转载请注明出处: http://blog.csdn.net/tianhai110
Screen Space Ambient Occlusion
屏幕空间环境遮蔽
(Heavy SSAO)
Screen space ambient occlusion is getting a lot of interest around the net and I wanted to add this to our Raz0r engine as an easily toggleable feature. Whilst developing the code, I borrowed a lot of knowledge from other people and this tutorial is my payback for all that help.
屏幕空间环境遮蔽(SSAO)是最近网络上最热门的技术,同时我也想把它加入到我的RazOr引擎中,来作为一种很棒的视觉效果。在编写代码的过程中,我从别人那里学到了很多知识,因此这个教程将是对这些帮助的一个回报。
I’m not claiming that my method is the best and only way to implement SSAO, so I present this simply as the way I did it. If you find any optimisations or tweaks to improve it, please feel free to point them out.
我声称我的方法并不一定是实现SSAO最好的方法,我只是用我觉得简单的方法实现了它。如果你发现了更加高效的方法,请及时把你的方法公布出来。
One of my main goals here is to keep the code fully DirectX9.0c compatible and as fast as possible, which basically means no MRT and no fat format textures. This entire technique works only with bog-standard RGBA 32 bit textures and old-fashioned single target rendering. The code as presented will probably run on shader model 2 if you cut down the number of samples per pixel too, so this method is about as safe and reliable as you’ll find anywhere.

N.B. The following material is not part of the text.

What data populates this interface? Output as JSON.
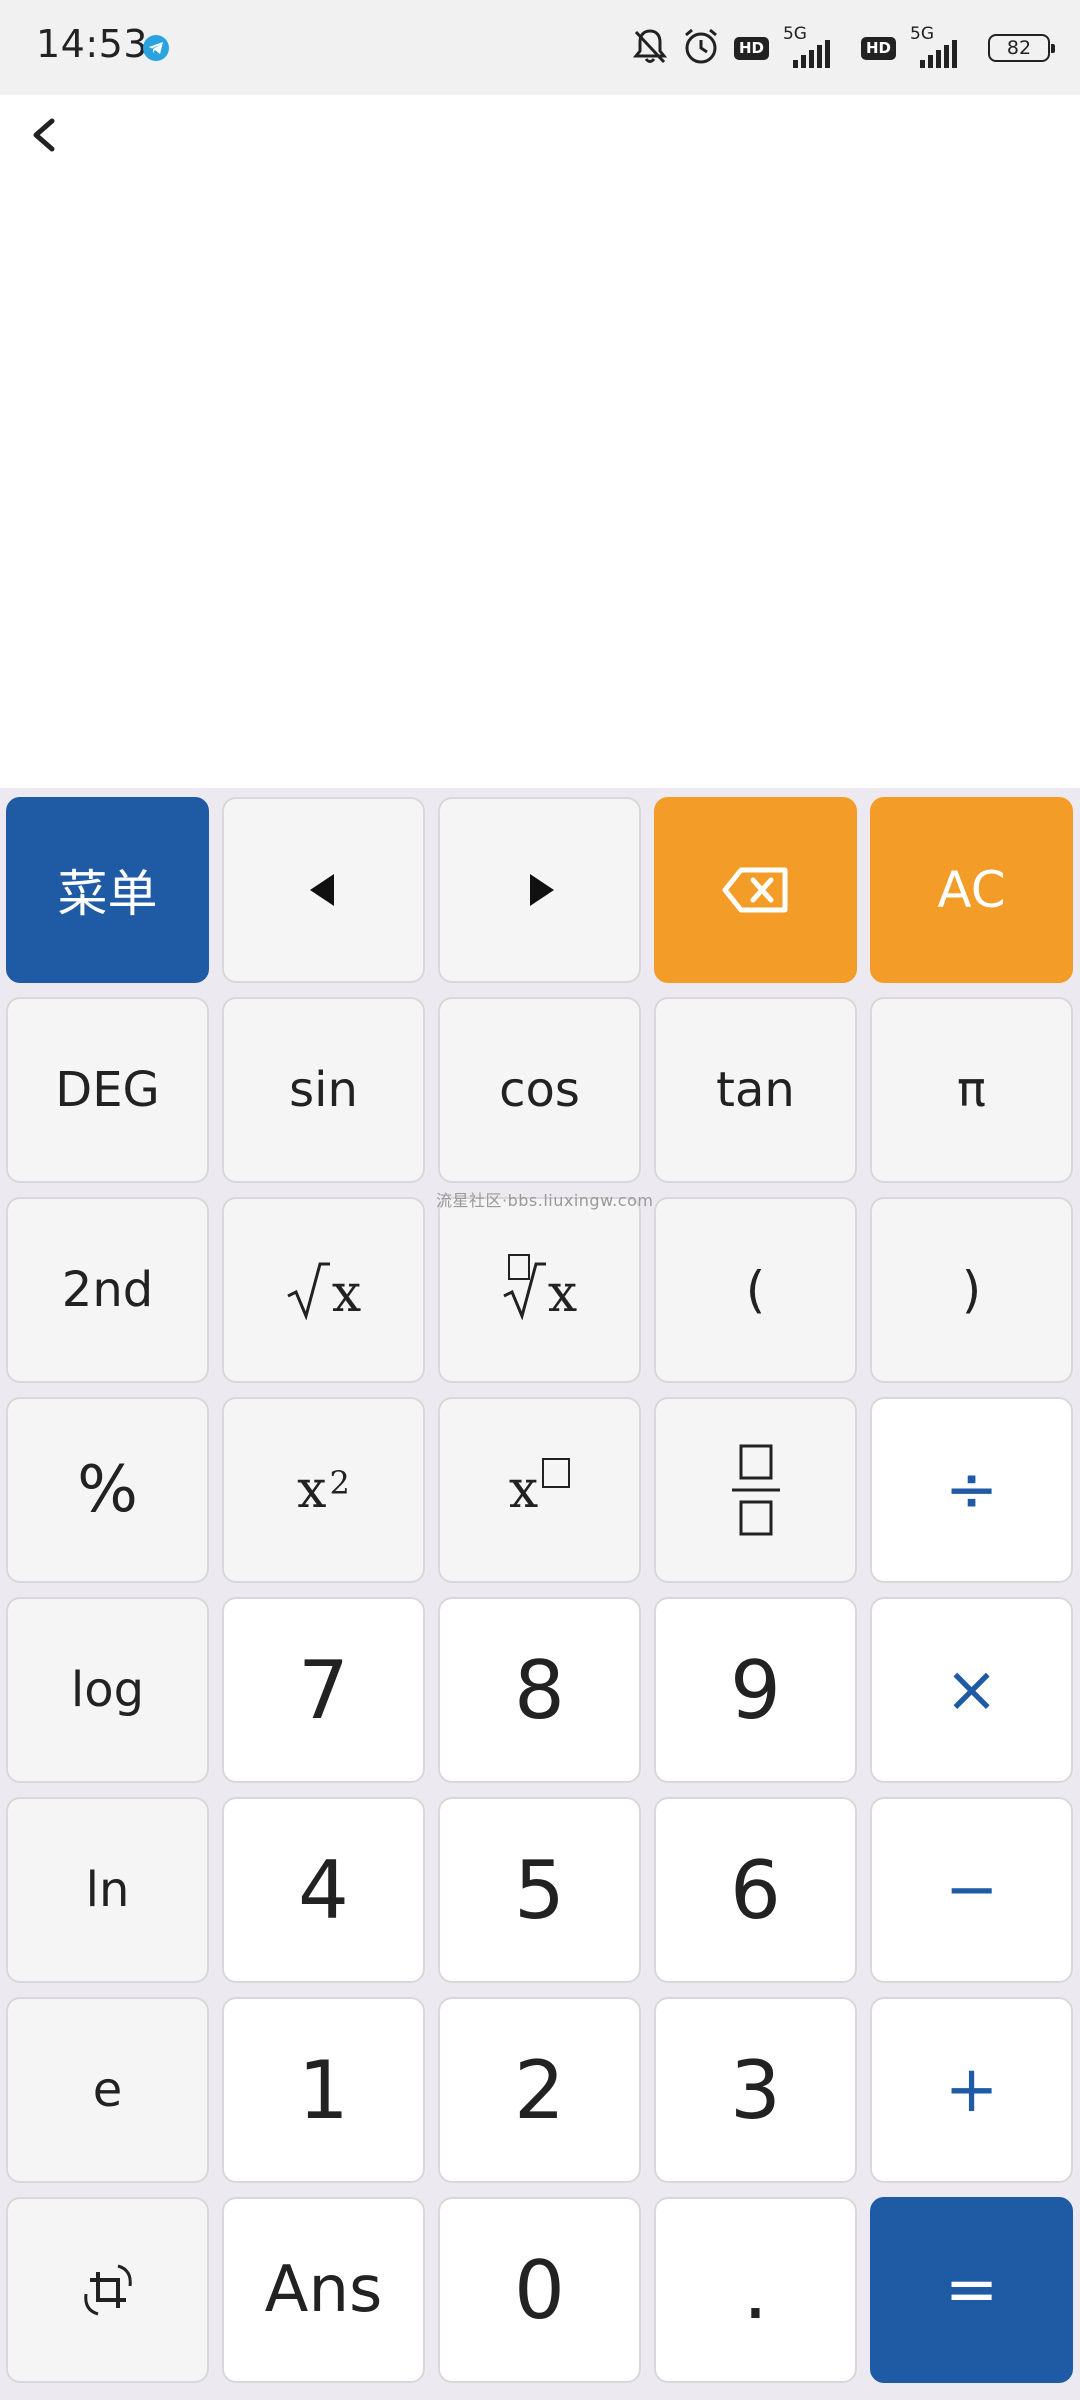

It should also run comparatively quickly given the low bandwidth we’re using with our textures.
我的目标是保证代码能够与DirectX9.0c兼容 同时尽可能足够的快,这意味着不需要PRT和大量的纹理,整个技术仅需要借助普通的32位RGBA的纹理和 老式的单个目标渲染。如果你减少一些像素shader的取样器数量,我的代码应该能够在shader2.0版本上跑。我们使用的纹理也只占用很低的带宽,所以该方法能够适应大多数的机子。
Right, lets get our hands dirty. Raz0r doesn’t use deferred shading, so the first thing we need to do is produce an RGBA texture of our scene that contains the normals and positions of every point we can see. Given that the trivial way to store both a position and a normal would require 24 bytes per pixel, and I said we’d be using only 4, there’s clearly some compression required here.
令人不幸的是 我的RazOr引擎不支持延迟着色,所以我需要做的第一件事是为我们能看到的包含法向量和位置的所有点及场景生成一张RGBA的纹理。该过程 需要存储顶点的位置、法向量。这样的话每个 像素需要24个字节, 而我说过我们仅能使用4个,所以这里就必须要压缩一下。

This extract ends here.